Glitch disables keyboard and mouse after sleep, can't log in without forcing reboot

I’m dealing with a pretty nasty bug, has anyone else seen this?
Using the KDE Plasma flavor of Endeavour. Honestly I’m not even sure how to tell if this question belongs in this forum or on the DE’s forum.
When my PC goes to sleep (idle timer), the mouse and keyboard are completely unresponsive. It’ll only respond to the power button, but all that does is open the password field.

This is a homebuilt x64 PC, if it matters. What information is useful here?

Check your logs around the time it fails. What video card?

I’ll check the logs next time it happens. Forget when the last time it happened was so I’m not sure what to look for.

Graphics card: Nvidia GTX 1650 Super. (Forget which driver pack I installed, how do I check?)

oh also I have wayland installed. Thinking that may be messing with it, heard from others that it’s still glitchy. I’m gonna try uninstalling it and seeing if the bug still happens.

Hang on - have you tried:

nVidia resume from suspend

sudo nano /etc/modprobe.d/nvidia-power-management.conf

Then add the following line

options nvidia NVreg_PreserveVideoMemoryAllocations=1 NVreg_TemporaryFilePath=/var/tmp

See point 10 here:

https://wiki.archlinux.org/title/NVIDIA/Tips_and_tricks

And have you enabled the nVidia services?

The above worked for me on a Legion 5.

Can you clarify what you mean by this? If it brings up your display manager (the login page) after you wake up from sleep, then it means that your system logged out when it went to sleep.

By this, do you mean that pressing the keys and moving the mouse doesn’t cause your system to wake up from suspend?
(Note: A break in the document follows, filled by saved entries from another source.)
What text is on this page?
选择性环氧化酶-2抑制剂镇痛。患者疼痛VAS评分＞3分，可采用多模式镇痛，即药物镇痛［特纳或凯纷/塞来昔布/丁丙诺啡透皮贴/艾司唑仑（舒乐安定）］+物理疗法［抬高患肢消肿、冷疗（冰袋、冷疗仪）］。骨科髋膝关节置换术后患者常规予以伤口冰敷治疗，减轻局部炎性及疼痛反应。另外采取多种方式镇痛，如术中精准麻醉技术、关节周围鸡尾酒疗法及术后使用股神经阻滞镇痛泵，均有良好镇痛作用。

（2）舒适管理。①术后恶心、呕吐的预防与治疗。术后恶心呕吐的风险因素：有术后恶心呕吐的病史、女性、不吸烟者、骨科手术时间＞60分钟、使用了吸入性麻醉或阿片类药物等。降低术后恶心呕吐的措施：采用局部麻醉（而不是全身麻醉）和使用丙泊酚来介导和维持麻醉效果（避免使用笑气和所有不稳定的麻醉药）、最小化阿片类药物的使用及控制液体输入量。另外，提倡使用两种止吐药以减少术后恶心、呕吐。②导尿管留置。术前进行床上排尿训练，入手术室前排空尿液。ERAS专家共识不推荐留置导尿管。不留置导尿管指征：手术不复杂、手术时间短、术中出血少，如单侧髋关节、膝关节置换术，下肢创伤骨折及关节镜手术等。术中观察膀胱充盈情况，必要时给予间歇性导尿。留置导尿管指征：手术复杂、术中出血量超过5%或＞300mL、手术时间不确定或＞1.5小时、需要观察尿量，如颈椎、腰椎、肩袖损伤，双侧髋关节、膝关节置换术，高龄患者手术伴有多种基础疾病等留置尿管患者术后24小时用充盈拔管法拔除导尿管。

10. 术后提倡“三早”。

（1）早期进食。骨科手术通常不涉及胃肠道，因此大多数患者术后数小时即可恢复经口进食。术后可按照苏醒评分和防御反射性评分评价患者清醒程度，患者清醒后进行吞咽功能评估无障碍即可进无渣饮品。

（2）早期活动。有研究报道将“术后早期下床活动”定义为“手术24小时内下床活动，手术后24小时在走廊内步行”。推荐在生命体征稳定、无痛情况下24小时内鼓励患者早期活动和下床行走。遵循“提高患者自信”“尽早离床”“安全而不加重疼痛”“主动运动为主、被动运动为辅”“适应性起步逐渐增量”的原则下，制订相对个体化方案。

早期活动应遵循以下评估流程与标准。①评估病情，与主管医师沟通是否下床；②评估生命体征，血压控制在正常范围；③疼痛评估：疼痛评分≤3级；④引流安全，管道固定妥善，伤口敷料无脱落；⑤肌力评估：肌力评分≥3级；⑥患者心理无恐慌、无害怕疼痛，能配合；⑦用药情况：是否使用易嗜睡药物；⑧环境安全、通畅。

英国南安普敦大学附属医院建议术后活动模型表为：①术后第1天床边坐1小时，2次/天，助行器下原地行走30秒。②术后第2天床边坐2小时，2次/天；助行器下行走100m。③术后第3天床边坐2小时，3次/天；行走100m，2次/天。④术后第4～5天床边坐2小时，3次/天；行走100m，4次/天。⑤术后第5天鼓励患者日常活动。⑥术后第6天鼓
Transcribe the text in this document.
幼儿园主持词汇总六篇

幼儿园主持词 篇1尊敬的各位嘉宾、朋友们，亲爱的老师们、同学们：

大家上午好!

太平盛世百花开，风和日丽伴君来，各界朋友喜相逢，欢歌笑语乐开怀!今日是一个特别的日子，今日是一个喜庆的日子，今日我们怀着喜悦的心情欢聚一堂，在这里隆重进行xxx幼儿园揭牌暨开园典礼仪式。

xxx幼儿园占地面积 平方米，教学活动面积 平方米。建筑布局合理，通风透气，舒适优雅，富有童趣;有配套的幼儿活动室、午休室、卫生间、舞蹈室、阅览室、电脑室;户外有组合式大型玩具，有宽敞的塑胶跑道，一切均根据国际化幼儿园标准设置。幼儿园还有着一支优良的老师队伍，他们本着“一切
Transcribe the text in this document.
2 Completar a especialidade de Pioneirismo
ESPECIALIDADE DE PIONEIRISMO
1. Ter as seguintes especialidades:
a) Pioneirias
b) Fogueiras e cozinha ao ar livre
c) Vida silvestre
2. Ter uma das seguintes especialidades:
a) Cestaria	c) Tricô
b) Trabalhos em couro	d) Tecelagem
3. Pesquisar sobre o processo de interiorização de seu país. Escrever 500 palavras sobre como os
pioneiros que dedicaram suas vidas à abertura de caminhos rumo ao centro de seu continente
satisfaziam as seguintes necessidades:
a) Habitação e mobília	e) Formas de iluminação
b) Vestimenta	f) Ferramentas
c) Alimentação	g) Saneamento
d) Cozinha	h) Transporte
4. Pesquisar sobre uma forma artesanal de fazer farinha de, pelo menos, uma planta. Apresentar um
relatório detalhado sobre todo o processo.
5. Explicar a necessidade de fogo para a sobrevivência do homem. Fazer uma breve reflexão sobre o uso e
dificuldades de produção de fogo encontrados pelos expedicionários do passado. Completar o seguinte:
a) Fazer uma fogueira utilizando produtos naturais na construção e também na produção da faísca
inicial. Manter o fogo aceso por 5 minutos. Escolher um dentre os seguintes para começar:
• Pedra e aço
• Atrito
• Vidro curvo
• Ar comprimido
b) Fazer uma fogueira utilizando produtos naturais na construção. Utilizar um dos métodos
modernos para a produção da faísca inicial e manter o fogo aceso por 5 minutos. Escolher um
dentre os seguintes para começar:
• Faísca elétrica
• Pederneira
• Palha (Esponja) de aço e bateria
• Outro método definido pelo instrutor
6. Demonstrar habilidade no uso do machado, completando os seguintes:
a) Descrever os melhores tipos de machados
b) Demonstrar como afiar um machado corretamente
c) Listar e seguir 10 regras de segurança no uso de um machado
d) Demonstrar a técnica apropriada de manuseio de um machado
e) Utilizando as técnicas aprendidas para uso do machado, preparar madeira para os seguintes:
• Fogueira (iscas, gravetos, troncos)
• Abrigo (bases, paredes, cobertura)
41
If that’s the case, please post the output of

$ cat /proc/acpi/wakeup

No, my PC can wake up from the power button being pressed, but on the login screen, the keyboard and mouse do not respond. I get picture, but I cannot type or click anything.

To be unreasonably precise:

  • After a normal browsing session, I leave the PC idle.
  • PC goes to sleep as expected after five minutes.
  • I press the power button, things light up, and I’m looking at the login screen as expected.
  • I start to type, and… no response. No response from the mouse either.
  • I press the power button, and it takes that as a cue to select the password field.
  • Start typing again, zero effect, only interaction I can make is pulling the plug.

Sorry it took a while for me to get back.
I’m looking at the logging tool, but I’m not sure which logs to select?
// And it seems switching back to x11 didn’t help the issue.

Trying out editing the config file as you said, though I don’t understand what this did, the issue doesn’t seem related to graphics?

Didn’t see anything about having to manually activate these… How do I tell, or what ones do I need to activate?

That doesn’t necessary mean that the keyboard or mouse were disabled. It could also mean that SDDM (since you’re using KDE Plasma, I assume you’re using SDDM as the display manager) was frozen entirely and couldn’t respond to keyboard events even though the keyboard wasn’t disabled.

  1. Was the password field active after your system woke up from sleep? Was the cursor blinking? If the cursor isn’t blinking, chances are that SDDM has frozen.
  2. Are you able to access the TTY from the greeter using the keyboard shortcut? If you can, please do so and post the journal logs.
$ journalctl -b 0

First one. No, I don’t think it’s frozen. When I first wake it, I’m shown a wallpaper and a clock. After I press the power button again, I get the password field. Don’t see a blinking cursor though?

… Didn’t get around to the second. Huh, it was working correctly after I manually set it to sleep. Strange, I guess it really was that thing about nvidia config?
What did this line added to nvidia-power-management.conf mean again?
options nvidia NVreg_PreserveVideoMemoryAllocations=1 NVreg_TemporaryFilePath=/var/tmp

It forces the PC to use your main drive to store the temporary files the video card needs to restore correctly. It normally uses swap, which may not be big enough or may not exist.

nvidia service:

sudo systemctl enable nvidia-suspend.service

reboot.

It is all in the link I posted:

https://wiki.archlinux.org/title/NVIDIA/Tips_and_tricks

huh. Surprised that actually helped, this seemed to have nothing to do with graphics issues… But that’s 100% the solution to my problem. (well, had to reboot for it to work but you knew that I’m sure.)